José Fernando Madrid Merlano es un nombre desconocido incluso para algunos que se autodenominan melómanos consagrados. Si mencionamos a Joe Madrid, quizás entendamos de quién se trata, pero aun así continúa siendo un artista prácticamente cubierto por el ingrato manto del anonimato. Este es el precio que suelen pagar los genios que concentraron gran parte de su vida artística fuera de su terruño y que se atrevieron a traspasar las fronteras en busca de grandes cosas.
En las polvorientas memorias de la historia de la música caribeña nacional existen nombres que se llegaron a convertir en símbolos, sinónimos, fieles reflejos de fenómenos socioculturales.

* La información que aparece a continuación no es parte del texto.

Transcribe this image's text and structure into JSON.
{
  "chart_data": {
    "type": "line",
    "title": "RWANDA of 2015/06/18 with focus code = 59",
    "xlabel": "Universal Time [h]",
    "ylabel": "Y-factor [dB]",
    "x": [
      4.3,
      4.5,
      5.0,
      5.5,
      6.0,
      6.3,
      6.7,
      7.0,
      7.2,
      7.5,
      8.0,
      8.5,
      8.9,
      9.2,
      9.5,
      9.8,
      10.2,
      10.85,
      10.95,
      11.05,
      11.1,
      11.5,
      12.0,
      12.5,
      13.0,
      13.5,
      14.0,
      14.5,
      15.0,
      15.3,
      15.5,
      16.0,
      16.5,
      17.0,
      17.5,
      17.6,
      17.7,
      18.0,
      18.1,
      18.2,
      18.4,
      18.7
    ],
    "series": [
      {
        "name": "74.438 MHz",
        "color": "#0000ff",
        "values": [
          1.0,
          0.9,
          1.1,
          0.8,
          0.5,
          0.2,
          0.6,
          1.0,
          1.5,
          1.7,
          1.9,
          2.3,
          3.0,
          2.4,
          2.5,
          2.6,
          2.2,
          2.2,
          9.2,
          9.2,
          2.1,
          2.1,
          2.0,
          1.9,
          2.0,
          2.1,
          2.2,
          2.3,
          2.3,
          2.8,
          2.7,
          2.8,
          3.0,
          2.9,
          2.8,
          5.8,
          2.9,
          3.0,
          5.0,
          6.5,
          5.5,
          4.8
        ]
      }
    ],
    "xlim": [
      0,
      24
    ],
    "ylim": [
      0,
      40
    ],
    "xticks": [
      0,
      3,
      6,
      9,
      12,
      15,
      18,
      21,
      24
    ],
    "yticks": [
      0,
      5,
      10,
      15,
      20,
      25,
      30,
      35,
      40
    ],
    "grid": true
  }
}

La historia de nuestra música tropical es tan rica como la de Cuba. No exagero. La cantidad y calidad de artistas que de una u otra forma contribuyeron a que se escribieran páginas gloriosas de nuestro cancionero caribeño es tan amplia que se necesitaría un tratado completo para abordar su estudio en toda su extensión. El texto literario “Sin clave y bongó no hay son”, del escritor e investigador paisa Fabio Betancur Álvarez, da cuenta de las confluencias musicales entre Colombia y la isla de Fidel, interesantes intercambios culturales que pocos conocen y que vale la pena repasar para empezar a conocer y reconocer la importancia que ha representado el folclore nacional en el desarrollo histórico de la música cubana y de otras latitudes como Perú y México.